In the current study, the difference in the measurements of the IZC bone screw with respect to the mid-sagittal plane, zygomatic arch, inter-jugale plane and the perpendicular long axis of the maxillary 1st molar was statistically insignificant which is in agreement with previous studies.^23,24

Of the five landmarks used, the difference in four landmark measurements (three skeletal and one dental) was not statistically significant (P < 0.05) and 1 dental landmark, i.e. the facial surface of the 1st maxillary molar showed statistically significant differences at P = 0.02 (P < 0.05) between the PA cephalogram and the CBCT scan. This could be due to the superimposition of various structures in the alveolar region.²⁷

The limitation of this study was the clinically small but statistically sufficient (as per the power of the study) sample size.

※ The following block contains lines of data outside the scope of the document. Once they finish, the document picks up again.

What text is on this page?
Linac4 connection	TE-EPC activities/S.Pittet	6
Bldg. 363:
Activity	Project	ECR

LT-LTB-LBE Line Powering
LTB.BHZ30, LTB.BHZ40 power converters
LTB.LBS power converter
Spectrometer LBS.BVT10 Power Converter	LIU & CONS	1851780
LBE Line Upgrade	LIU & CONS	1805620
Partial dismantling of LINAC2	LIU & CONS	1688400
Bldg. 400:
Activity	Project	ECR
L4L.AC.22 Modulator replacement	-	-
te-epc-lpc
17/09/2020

However, a higher sample size would also lead to high radiation exposure to the patients.

The CBCT measurement results were comparable to the measurements made on conventional PA cephalograms. Skeletal landmarks, i.e. the mid-sagittal plane, the inter-jugale plane, zygomatic arch and dental landmark, i.e. the long axis of the 1st molar can be used to determine the position of an IZC bone screw on a PA cephalogram as they showed no statistically significant difference in the measurements. This suggests that PA cephalograms can replace CBCT scans to determine the position of an IZC bone screw and therefore reduce patient irradiation during orthodontic treatment.